さらに本田技術研究所の椋本氏によれば、同氏が開発したS660においても、主に初心者のドライビングスキルをアシストする目的で電子制御を採用しているという。アジャイルハンドリングアシストシステムと呼ばれるもので「ブレーキをつまんで(軽くかけて)曲がりやすくするシステムで、社内では“よいしょマシン”と呼んでいる」という。
同氏は「運転スキルが少なくても気持ちよく曲がることができ、『うまいですね!』と“よいしょ”してくれる(イメージ)」と言い、「より気持ちよく走って、運転の楽しさを味わってもらうために電子制御を使っている」と明かす。
その電子制御を担うデバイスがスポーツ走行において必要かどうかについて、トヨタ自動車の矢口氏とマツダの山本氏が論戦を繰り広げた。「(電子制御デバイスで)クルマに助けられながらでもいいから、サーキットを走るという楽しさを味わってもらい、その後にだんだん制御をなくして走れるようになっていくのでもいい」と話す矢口氏。

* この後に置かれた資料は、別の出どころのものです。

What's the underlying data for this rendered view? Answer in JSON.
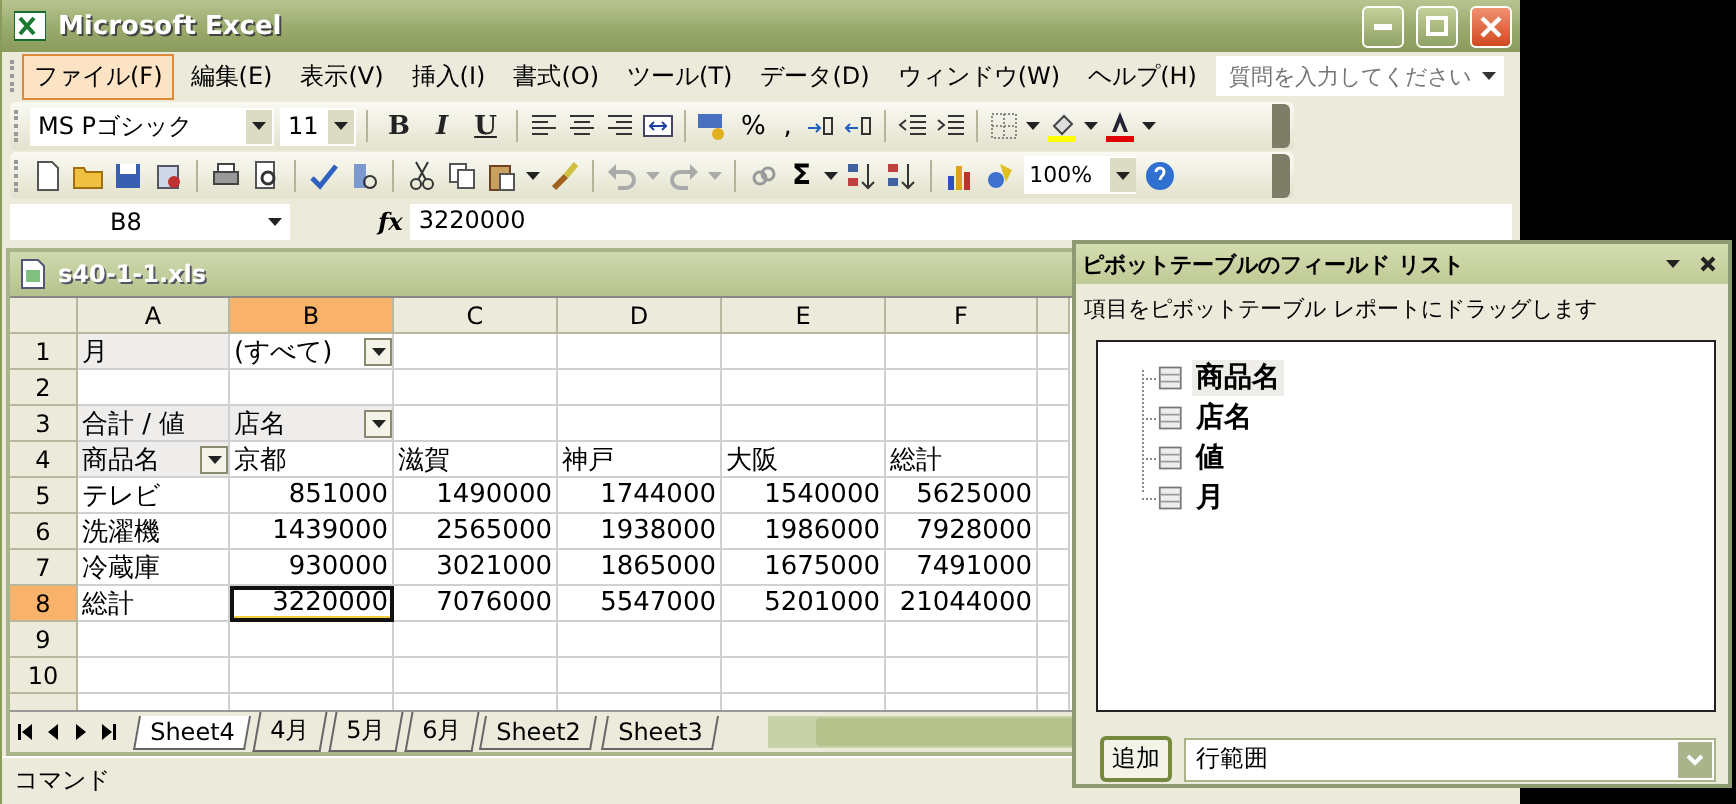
{
  "window": {
    "title": "Microsoft Excel"
  },
  "menu": [
    {
      "label": "ファイル(F)",
      "selected": true
    },
    {
      "label": "編集(E)",
      "selected": false
    },
    {
      "label": "表示(V)",
      "selected": false
    },
    {
      "label": "挿入(I)",
      "selected": false
    },
    {
      "label": "書式(O)",
      "selected": false
    },
    {
      "label": "ツール(T)",
      "selected": false
    },
    {
      "label": "データ(D)",
      "selected": false
    },
    {
      "label": "ウィンドウ(W)",
      "selected": false
    },
    {
      "label": "ヘルプ(H)",
      "selected": false
    }
  ],
  "help_search": {
    "placeholder": "質問を入力してください"
  },
  "formatting_toolbar": {
    "font": "MS Pゴシック",
    "size": "11",
    "style_buttons": [
      "B",
      "I",
      "U"
    ],
    "percent": "%",
    "comma": ","
  },
  "standard_toolbar": {
    "autosum": "Σ",
    "zoom": "100%"
  },
  "formula_bar": {
    "name_box": "B8",
    "fx": "fx",
    "value": "3220000"
  },
  "workbook": {
    "title": "s40-1-1.xls",
    "columns": [
      {
        "label": "A",
        "selected": false
      },
      {
        "label": "B",
        "selected": true
      },
      {
        "label": "C",
        "selected": false
      },
      {
        "label": "D",
        "selected": false
      },
      {
        "label": "E",
        "selected": false
      },
      {
        "label": "F",
        "selected": false
      }
    ],
    "rows": [
      {
        "header": "1",
        "selected": false,
        "cells": [
          {
            "text": "月",
            "kind": "field",
            "selected": false
          },
          {
            "text": "(すべて)",
            "kind": "page_dropdown",
            "selected": false
          }
        ]
      },
      {
        "header": "2",
        "selected": false
      },
      {
        "header": "3",
        "selected": false,
        "cells": [
          {
            "text": "合計 / 値",
            "kind": "field",
            "selected": false
          },
          {
            "text": "店名",
            "kind": "field_dropdown",
            "selected": false
          }
        ]
      },
      {
        "header": "4",
        "selected": false,
        "cells": [
          {
            "text": "商品名",
            "kind": "field_dropdown",
            "selected": false
          },
          {
            "text": "京都",
            "kind": "label",
            "selected": false
          },
          {
            "text": "滋賀",
            "kind": "label",
            "selected": false
          },
          {
            "text": "神戸",
            "kind": "label",
            "selected": false
          },
          {
            "text": "大阪",
            "kind": "label",
            "selected": false
          },
          {
            "text": "総計",
            "kind": "label",
            "selected": false
          }
        ]
      },
      {
        "header": "5",
        "selected": false,
        "cells": [
          {
            "text": "テレビ",
            "kind": "label",
            "selected": false
          },
          {
            "text": "851000",
            "kind": "number",
            "selected": false
          },
          {
            "text": "1490000",
            "kind": "number",
            "selected": false
          },
          {
            "text": "1744000",
            "kind": "number",
            "selected": false
          },
          {
            "text": "1540000",
            "kind": "number",
            "selected": false
          },
          {
            "text": "5625000",
            "kind": "number",
            "selected": false
          }
        ]
      },
      {
        "header": "6",
        "selected": false,
        "cells": [
          {
            "text": "洗濯機",
            "kind": "label",
            "selected": false
          },
          {
            "text": "1439000",
            "kind": "number",
            "selected": false
          },
          {
            "text": "2565000",
            "kind": "number",
            "selected": false
          },
          {
            "text": "1938000",
            "kind": "number",
            "selected": false
          },
          {
            "text": "1986000",
            "kind": "number",
            "selected": false
          },
          {
            "text": "7928000",
            "kind": "number",
            "selected": false
          }
        ]
      },
      {
        "header": "7",
        "selected": false,
        "cells": [
          {
            "text": "冷蔵庫",
            "kind": "label",
            "selected": false
          },
          {
            "text": "930000",
            "kind": "number",
            "selected": false
          },
          {
            "text": "3021000",
            "kind": "number",
            "selected": false
          },
          {
            "text": "1865000",
            "kind": "number",
            "selected": false
          },
          {
            "text": "1675000",
            "kind": "number",
            "selected": false
          },
          {
            "text": "7491000",
            "kind": "number",
            "selected": false
          }
        ]
      },
      {
        "header": "8",
        "selected": true,
        "cells": [
          {
            "text": "総計",
            "kind": "label",
            "selected": false
          },
          {
            "text": "3220000",
            "kind": "number",
            "selected": true
          },
          {
            "text": "7076000",
            "kind": "number",
            "selected": false
          },
          {
            "text": "5547000",
            "kind": "number",
            "selected": false
          },
          {
            "text": "5201000",
            "kind": "number",
            "selected": false
          },
          {
            "text": "21044000",
            "kind": "number",
            "selected": false
          }
        ]
      },
      {
        "header": "9",
        "selected": false
      },
      {
        "header": "10",
        "selected": false
      }
    ],
    "sheet_tabs": [
      {
        "label": "Sheet4",
        "selected": true
      },
      {
        "label": "4月",
        "selected": false
      },
      {
        "label": "5月",
        "selected": false
      },
      {
        "label": "6月",
        "selected": false
      },
      {
        "label": "Sheet2",
        "selected": false
      },
      {
        "label": "Sheet3",
        "selected": false
      }
    ]
  },
  "status_bar": {
    "text": "コマンド"
  },
  "field_list": {
    "title": "ピボットテーブルのフィールド リスト",
    "instruction": "項目をピボットテーブル レポートにドラッグします",
    "fields": [
      {
        "label": "商品名",
        "selected": true
      },
      {
        "label": "店名",
        "selected": false
      },
      {
        "label": "値",
        "selected": false
      },
      {
        "label": "月",
        "selected": false
      }
    ],
    "add_button": "追加",
    "area": "行範囲"
  }
}
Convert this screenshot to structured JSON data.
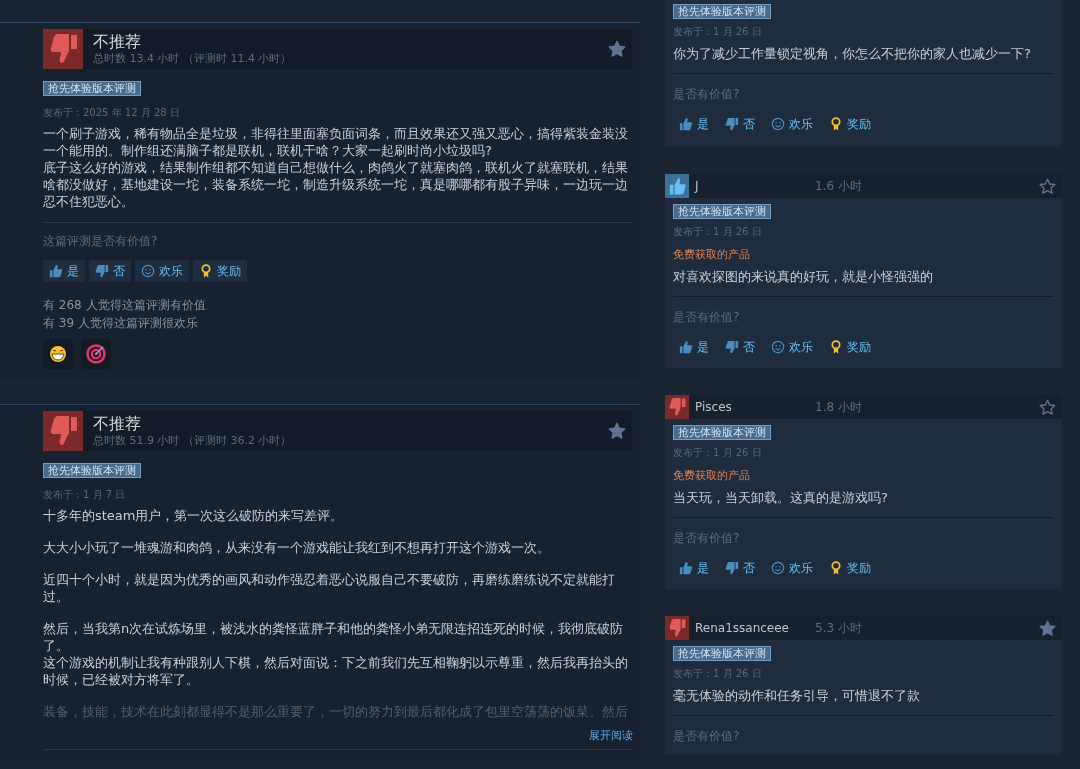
{
  "left_reviews": [
    {
      "recommended": false,
      "verdict": "不推荐",
      "hours": "总时数 13.4 小时 （评测时 11.4 小时）",
      "starred": true,
      "tag": "抢先体验版本评测",
      "date": "发布于：2025 年 12 月 28 日",
      "paragraphs": [
        {
          "lines": [
            "一个刷子游戏，稀有物品全是垃圾，非得往里面塞负面词条，而且效果还又强又恶心，搞得紫装金装没一个能用的。制作组还满脑子都是联机，联机干啥？大家一起刷时尚小垃圾吗?",
            "底子这么好的游戏，结果制作组都不知道自己想做什么，肉鸽火了就塞肉鸽，联机火了就塞联机，结果啥都没做好，基地建设一坨，装备系统一坨，制造升级系统一坨，真是哪哪都有股子异味，一边玩一边忍不住犯恶心。"
          ],
          "faded": false
        }
      ],
      "prompt": "这篇评测是否有价值?",
      "buttons": [
        {
          "kind": "yes",
          "label": "是"
        },
        {
          "kind": "no",
          "label": "否"
        },
        {
          "kind": "funny",
          "label": "欢乐"
        },
        {
          "kind": "award",
          "label": "奖励"
        }
      ],
      "counts": [
        "有 268 人觉得这篇评测有价值",
        "有 39 人觉得这篇评测很欢乐"
      ],
      "awards": [
        {
          "kind": "laugh"
        },
        {
          "kind": "target"
        }
      ]
    },
    {
      "recommended": false,
      "verdict": "不推荐",
      "hours": "总时数 51.9 小时 （评测时 36.2 小时）",
      "starred": true,
      "tag": "抢先体验版本评测",
      "date": "发布于：1 月 7 日",
      "paragraphs": [
        {
          "lines": [
            "十多年的steam用户，第一次这么破防的来写差评。"
          ],
          "faded": false
        },
        {
          "lines": [
            "大大小小玩了一堆魂游和肉鸽，从来没有一个游戏能让我红到不想再打开这个游戏一次。"
          ],
          "faded": false
        },
        {
          "lines": [
            "近四十个小时，就是因为优秀的画风和动作强忍着恶心说服自己不要破防，再磨练磨练说不定就能打过。"
          ],
          "faded": false
        },
        {
          "lines": [
            "然后，当我第n次在试炼场里，被浅水的粪怪蓝胖子和他的粪怪小弟无限连招连死的时候，我彻底破防了。",
            "这个游戏的机制让我有种跟别人下棋，然后对面说：下之前我们先互相鞠躬以示尊重，然后我再抬头的时候，已经被对方将军了。"
          ],
          "faded": false
        },
        {
          "lines": [
            "装备，技能，技术在此刻都显得不是那么重要了，一切的努力到最后都化成了包里空荡荡的饭菜。然后"
          ],
          "faded": true
        }
      ],
      "read_more": "展开阅读"
    }
  ],
  "right_reviews": [
    {
      "tag": "抢先体验版本评测",
      "date": "发布于：1 月 26 日",
      "text": "你为了减少工作量锁定视角，你怎么不把你的家人也减少一下?",
      "prompt": "是否有价值?",
      "buttons": [
        {
          "kind": "yes",
          "label": "是"
        },
        {
          "kind": "no",
          "label": "否"
        },
        {
          "kind": "funny",
          "label": "欢乐"
        },
        {
          "kind": "award",
          "label": "奖励"
        }
      ]
    },
    {
      "user": {
        "name": "J",
        "hours": "1.6 小时",
        "recommended": true,
        "starred": false
      },
      "tag": "抢先体验版本评测",
      "date": "发布于：1 月 26 日",
      "free_product": "免费获取的产品",
      "text": "对喜欢探图的来说真的好玩，就是小怪强强的",
      "prompt": "是否有价值?",
      "buttons": [
        {
          "kind": "yes",
          "label": "是"
        },
        {
          "kind": "no",
          "label": "否"
        },
        {
          "kind": "funny",
          "label": "欢乐"
        },
        {
          "kind": "award",
          "label": "奖励"
        }
      ]
    },
    {
      "user": {
        "name": "Pisces",
        "hours": "1.8 小时",
        "recommended": false,
        "starred": false
      },
      "tag": "抢先体验版本评测",
      "date": "发布于：1 月 26 日",
      "free_product": "免费获取的产品",
      "text": "当天玩，当天卸载。这真的是游戏吗?",
      "prompt": "是否有价值?",
      "buttons": [
        {
          "kind": "yes",
          "label": "是"
        },
        {
          "kind": "no",
          "label": "否"
        },
        {
          "kind": "funny",
          "label": "欢乐"
        },
        {
          "kind": "award",
          "label": "奖励"
        }
      ]
    },
    {
      "user": {
        "name": "Rena1ssanceee",
        "hours": "5.3 小时",
        "recommended": false,
        "starred": true
      },
      "tag": "抢先体验版本评测",
      "date": "发布于：1 月 26 日",
      "text": "毫无体验的动作和任务引导，可惜退不了款",
      "prompt": "是否有价值?"
    }
  ]
}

これに対し、山本氏は「どちらかというと(電子制御デバイスのない)ピュアから入ってもらって、車両の挙動変化をデバイスがない状態で知ってもらい、デバイスのありがたさ、デバイスがどうサポートしてくれているのかを理解してもらえた方がいいのではないないか」と反論した。
しかしトヨタ自動車の矢口氏は「当然、クルマの動きを勉強するのに素から入るのはいい」としながらも、「全ての人が安全な状況でクルマの素の状態を体験できるわけではない。(ロードスターのような)使い切るエンジンではなくて、(レクサスのような)400〜500馬力のエンジンの車両で遊んでいただくとすると、電子制御デバイスできちんとサポートしないと、楽しむどころか危険になってしまう」と述べ、車両や環境によっては電子制御デバイスが欠かせないとの認識は崩さない。
最後はマツダの山本氏が「クルマにはいろんな楽しみ方がある。ジムカーナをやる人もいれば、峠に行く人、ハイパワーなクルマでサーキットを走る人もいる。ビギナーがいきなりそこには入っていけない世界だろうと思う。“誰に”(電子制御デバイスを使ってもらうのか)というのがもしかしたら抜けていたのかも」と一定の理解を示した。